6. Price. The purchase price of the shares of Common Stock which
may be acquired pursuant to the exercise of any option granted pursuant
to the Plan shall be the average of the closing bid and asked prices
for such shares reported on any stock exchange or over-the-counter
trading system on the last trading date prior to the date of grant
("Option Price").
7. Period of Option. The term of each option shall be ten years
from the date of grant.
8. Vesting and Exercise of Options. The right to exercise options
will vest six months from the date of the granting thereof. An option
may be exercised by an Eligible Director as to all or part of the
shares covered thereby by giving written notice to the Company at its
principal office, directed to the attention of its Secretary,
accompanied by payment of the Option Price in full for shares being
purchased. The payment of the Option Price shall be either in cash or,
subject to any conditions set forth in the option agreement, by
delivery of shares of Common Stock of the Company having a fair market
value equal to the Option Price for the Options being exercised. The
fair market value of shares of Common Stock of the Company shall equal
the average of the closing bid and asked prices for such shares
reported on any stock exchange or over-the-counter trading system on
the last trading date prior to the date of exercise.

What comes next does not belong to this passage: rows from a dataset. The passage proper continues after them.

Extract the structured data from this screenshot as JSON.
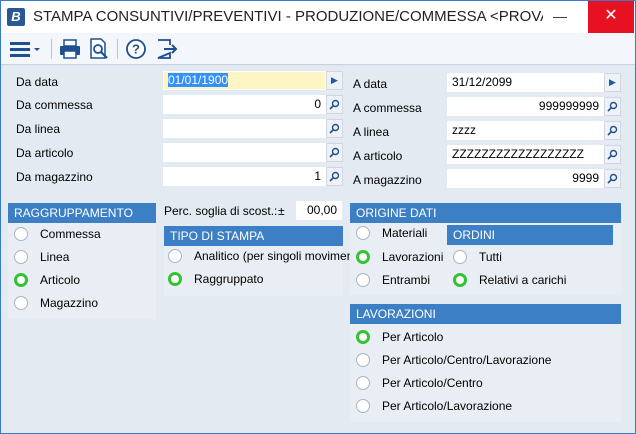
{
  "window": {
    "title": "STAMPA CONSUNTIVI/PREVENTIVI - PRODUZIONE/COMMESSA <PROVA ...",
    "logo_letter": "B",
    "minimize_label": "—",
    "close_label": "✕"
  },
  "toolbar": {
    "items": [
      "menu-icon",
      "print-icon",
      "print-preview-icon",
      "help-icon",
      "exit-icon"
    ]
  },
  "filters": {
    "da_data": {
      "label": "Da data",
      "value": "01/01/1900"
    },
    "da_commessa": {
      "label": "Da commessa",
      "value": "0"
    },
    "da_linea": {
      "label": "Da linea",
      "value": ""
    },
    "da_articolo": {
      "label": "Da articolo",
      "value": ""
    },
    "da_magazzino": {
      "label": "Da magazzino",
      "value": "1"
    },
    "a_data": {
      "label": "A data",
      "value": "31/12/2099"
    },
    "a_commessa": {
      "label": "A commessa",
      "value": "999999999"
    },
    "a_linea": {
      "label": "A linea",
      "value": "zzzz"
    },
    "a_articolo": {
      "label": "A articolo",
      "value": "ZZZZZZZZZZZZZZZZZZ"
    },
    "a_magazzino": {
      "label": "A magazzino",
      "value": "9999"
    }
  },
  "raggruppamento": {
    "title": "RAGGRUPPAMENTO",
    "options": [
      "Commessa",
      "Linea",
      "Articolo",
      "Magazzino"
    ],
    "selected": "Articolo"
  },
  "soglia": {
    "label": "Perc. soglia di scost.:",
    "sign": "±",
    "value": "00,00"
  },
  "tipo_stampa": {
    "title": "TIPO DI STAMPA",
    "options": [
      "Analitico (per singoli moviment",
      "Raggruppato"
    ],
    "selected": "Raggruppato"
  },
  "origine_dati": {
    "title": "ORIGINE DATI",
    "options": [
      "Materiali",
      "Lavorazioni",
      "Entrambi"
    ],
    "selected": "Lavorazioni"
  },
  "ordini": {
    "title": "ORDINI",
    "options": [
      "Tutti",
      "Relativi a carichi"
    ],
    "selected": "Relativi a carichi"
  },
  "lavorazioni": {
    "title": "LAVORAZIONI",
    "options": [
      "Per Articolo",
      "Per Articolo/Centro/Lavorazione",
      "Per Articolo/Centro",
      "Per Articolo/Lavorazione"
    ],
    "selected": "Per Articolo"
  }
}
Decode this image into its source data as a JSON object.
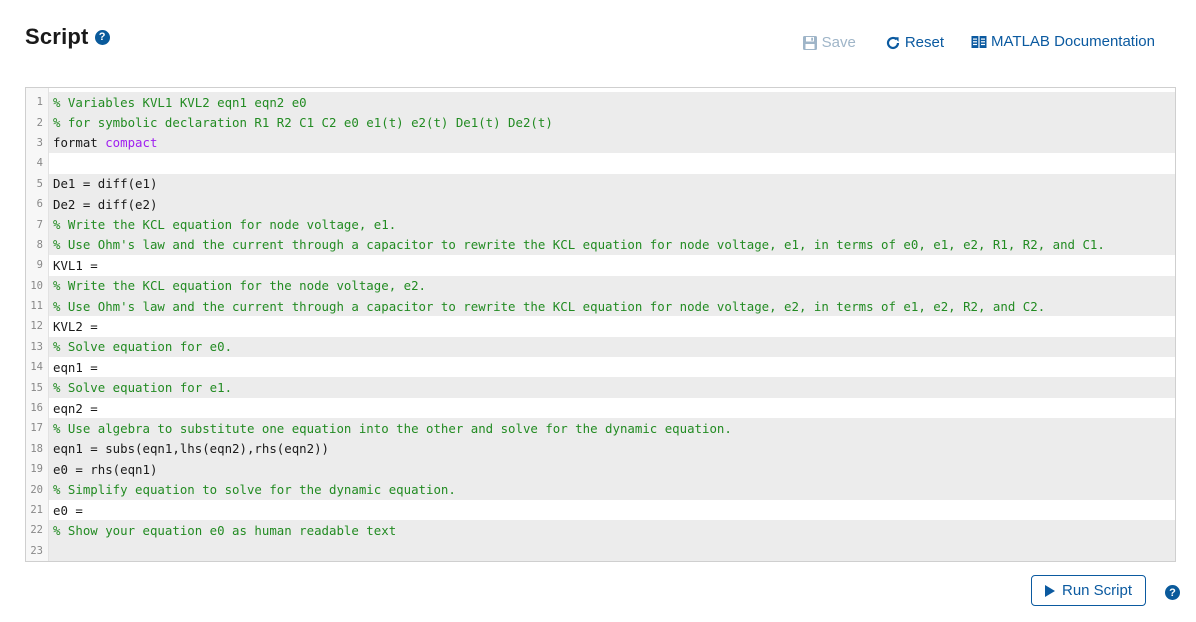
{
  "header": {
    "title": "Script",
    "help_glyph": "?"
  },
  "toolbar": {
    "save_label": "Save",
    "reset_label": "Reset",
    "docs_label": "MATLAB Documentation"
  },
  "editor": {
    "lines": [
      {
        "n": "1",
        "shade": true,
        "parts": [
          {
            "t": "% Variables KVL1 KVL2 eqn1 eqn2 e0",
            "c": "cmt"
          }
        ]
      },
      {
        "n": "2",
        "shade": true,
        "parts": [
          {
            "t": "% for symbolic declaration R1 R2 C1 C2 e0 e1(t) e2(t) De1(t) De2(t)",
            "c": "cmt"
          }
        ]
      },
      {
        "n": "3",
        "shade": true,
        "parts": [
          {
            "t": "format ",
            "c": "plain"
          },
          {
            "t": "compact",
            "c": "kw-str"
          }
        ]
      },
      {
        "n": "4",
        "shade": false,
        "parts": []
      },
      {
        "n": "5",
        "shade": true,
        "parts": [
          {
            "t": "De1 = diff(e1)",
            "c": "plain"
          }
        ]
      },
      {
        "n": "6",
        "shade": true,
        "parts": [
          {
            "t": "De2 = diff(e2)",
            "c": "plain"
          }
        ]
      },
      {
        "n": "7",
        "shade": true,
        "parts": [
          {
            "t": "% Write the KCL equation for node voltage, e1.",
            "c": "cmt"
          }
        ]
      },
      {
        "n": "8",
        "shade": true,
        "parts": [
          {
            "t": "% Use Ohm's law and the current through a capacitor to rewrite the KCL equation for node voltage, e1, in terms of e0, e1, e2, R1, R2, and C1.",
            "c": "cmt"
          }
        ]
      },
      {
        "n": "9",
        "shade": false,
        "parts": [
          {
            "t": "KVL1 = ",
            "c": "plain"
          }
        ]
      },
      {
        "n": "10",
        "shade": true,
        "parts": [
          {
            "t": "% Write the KCL equation for the node voltage, e2.",
            "c": "cmt"
          }
        ]
      },
      {
        "n": "11",
        "shade": true,
        "parts": [
          {
            "t": "% Use Ohm's law and the current through a capacitor to rewrite the KCL equation for node voltage, e2, in terms of e1, e2, R2, and C2.",
            "c": "cmt"
          }
        ]
      },
      {
        "n": "12",
        "shade": false,
        "parts": [
          {
            "t": "KVL2 = ",
            "c": "plain"
          }
        ]
      },
      {
        "n": "13",
        "shade": true,
        "parts": [
          {
            "t": "% Solve equation for e0.",
            "c": "cmt"
          }
        ]
      },
      {
        "n": "14",
        "shade": false,
        "parts": [
          {
            "t": "eqn1 = ",
            "c": "plain"
          }
        ]
      },
      {
        "n": "15",
        "shade": true,
        "parts": [
          {
            "t": "% Solve equation for e1.",
            "c": "cmt"
          }
        ]
      },
      {
        "n": "16",
        "shade": false,
        "parts": [
          {
            "t": "eqn2 = ",
            "c": "plain"
          }
        ]
      },
      {
        "n": "17",
        "shade": true,
        "parts": [
          {
            "t": "% Use algebra to substitute one equation into the other and solve for the dynamic equation.",
            "c": "cmt"
          }
        ]
      },
      {
        "n": "18",
        "shade": true,
        "parts": [
          {
            "t": "eqn1 = subs(eqn1,lhs(eqn2),rhs(eqn2))",
            "c": "plain"
          }
        ]
      },
      {
        "n": "19",
        "shade": true,
        "parts": [
          {
            "t": "e0 = rhs(eqn1)",
            "c": "plain"
          }
        ]
      },
      {
        "n": "20",
        "shade": true,
        "parts": [
          {
            "t": "% Simplify equation to solve for the dynamic equation.",
            "c": "cmt"
          }
        ]
      },
      {
        "n": "21",
        "shade": false,
        "parts": [
          {
            "t": "e0 = ",
            "c": "plain"
          }
        ]
      },
      {
        "n": "22",
        "shade": true,
        "parts": [
          {
            "t": "% Show your equation e0 as human readable text",
            "c": "cmt"
          }
        ]
      },
      {
        "n": "23",
        "shade": true,
        "parts": []
      }
    ]
  },
  "footer": {
    "run_label": "Run Script",
    "help_glyph": "?"
  },
  "colors": {
    "accent": "#0b5aa0",
    "comment": "#228b22",
    "string": "#a020f0",
    "shade": "#ececec",
    "disabled": "#9fb5c8"
  },
  "icons": {
    "save": "floppy-disk-icon",
    "reset": "refresh-icon",
    "docs": "book-icon",
    "run": "play-icon",
    "help": "question-circle-icon"
  }
}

Unless there is in effect at the time of exercise a registration
statement under the Securities Act of 1933 permitting the resale to the
public of shares acquired under the Plan, the holder of the option
shall, except to the extent determined by the Committee that such is
not required, (i) represent and warrant in writing to the Company that
the shares acquired are being acquired for investment and not with a
view to the distribution thereof, (ii) acknowledge that the shares
acquired may not be sold unless registered for sale under said Act or
pursuant to an exemption from such registration, and (iii) agree that
the certificates evidencing such shares shall bear a legend to the
effect of clauses (i) and (ii).
9. Nontransferability of Options. No option granted under the Plan
shall be transferable otherwise than by will or by the laws of descent
and distribution, and an option may be exercised during the lifetime of
the holder only by the Optionee.
10. Death of an Optionee. If an optionee shall cease to be an
Eligible Director on account of death, an option theretofore granted to
such Eligible Director may be exercised by the legal representative of
the estate of the deceased optionee or by the person or persons to whom
such Eligible Director's rights under the option shall pass by will or
the laws of descent and distribution, at any time within one year from
the date of the death of the optionee, but only to the extent the
optionee was entitled to exercise the option at the date of death and
only during the option period.
11. Rights as a Stockholder. The holder of an option shall not
have any of the rights of a stockholder of the Company with respect to
the shares subject to an option until a certificate or certificates for
such shares shall have been issued upon the exercise of the option.
12. Amendment and Termination. The Plan shall terminate on March
31, 2012 and thereafter no options shall be granted thereunder. All
options outstanding at the time of termination of the Plan shall
continue in full force and effect in accordance with and subject to the
terms and conditions of the Plan. The Board of Directors of the Company
at any time prior to that date may terminate the Plan or make such
amendments to it as the Board of Directors shall deem advisable. No
termination or amendment of the Plan may, without the consent of the
holder of an option then existing, terminate his option or materially
and adversely affect his rights under the option.
13. Automatic Termination of Option. Notwithstanding anything
contained herein to the contrary, if at any time a holder of an option
granted under this Plan becomes an employee, officer or Director of or
a consultant to an entity which the Committee determines is a
competitor of the Company, such option shall automatically terminate as
of the date such conflicting relationship was established regardless of
whether such option is exercisable in whole or in part at such time.